Lightning-induced electron precipitation: Statistical analysis of DEMETER satellite data and WWLLN lightning locations

We experimentally analyze the importance of lightning-generated whistlers for electron precipitation from the Van Allen radiation belts. For this purpose, we use the wave and energetic particle data measured by the low-altitude DEMETER spacecraft between 2006 and 2010, complemented by the lightning locations and times obtained by the World Wide Lightning Location Network (WWLLN). We focus on the region above the United States (L-shells between 2 and 3, geomagnetic longitudes between 300 and 360 degrees). This region exhibits a significant difference in the number of lightning between the local summer and winter, allowing us to contrast the two seasons.

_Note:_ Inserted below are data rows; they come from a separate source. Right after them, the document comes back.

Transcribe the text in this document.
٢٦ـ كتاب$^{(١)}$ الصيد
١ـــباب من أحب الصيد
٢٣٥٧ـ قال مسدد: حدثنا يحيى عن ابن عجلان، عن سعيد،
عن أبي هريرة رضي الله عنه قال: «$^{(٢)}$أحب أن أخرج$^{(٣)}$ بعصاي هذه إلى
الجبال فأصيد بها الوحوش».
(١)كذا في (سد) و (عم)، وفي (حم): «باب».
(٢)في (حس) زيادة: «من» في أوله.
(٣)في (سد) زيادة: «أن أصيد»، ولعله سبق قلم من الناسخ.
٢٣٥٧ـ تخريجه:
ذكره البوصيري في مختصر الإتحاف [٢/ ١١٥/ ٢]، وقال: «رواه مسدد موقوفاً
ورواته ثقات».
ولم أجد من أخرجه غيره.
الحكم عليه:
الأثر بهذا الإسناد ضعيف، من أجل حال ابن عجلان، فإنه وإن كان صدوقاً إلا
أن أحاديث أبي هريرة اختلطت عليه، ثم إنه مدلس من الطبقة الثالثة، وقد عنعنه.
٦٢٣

Additionally, it is located westward of the South Atlantic Anomaly, i.e., the drift loss cone has not yet been emptied, and there are many particles with pitch angles not too far from the bounce loss cone. We show that during the northern summer, when the number of lightning in the region increases tremendously, there is a considerable increase in both the VLF wave intensity and the precipitating energetic electron flux. We perform a correlation analysis to determine the most affected energy range. It also reveals that the effect is more pronounced during the night than during the day, in agreement with the lower wave attenuation in the ionosphere, and it is more pronounced during periods of low geomagnetic activity compared to those of high geomagnetic activity.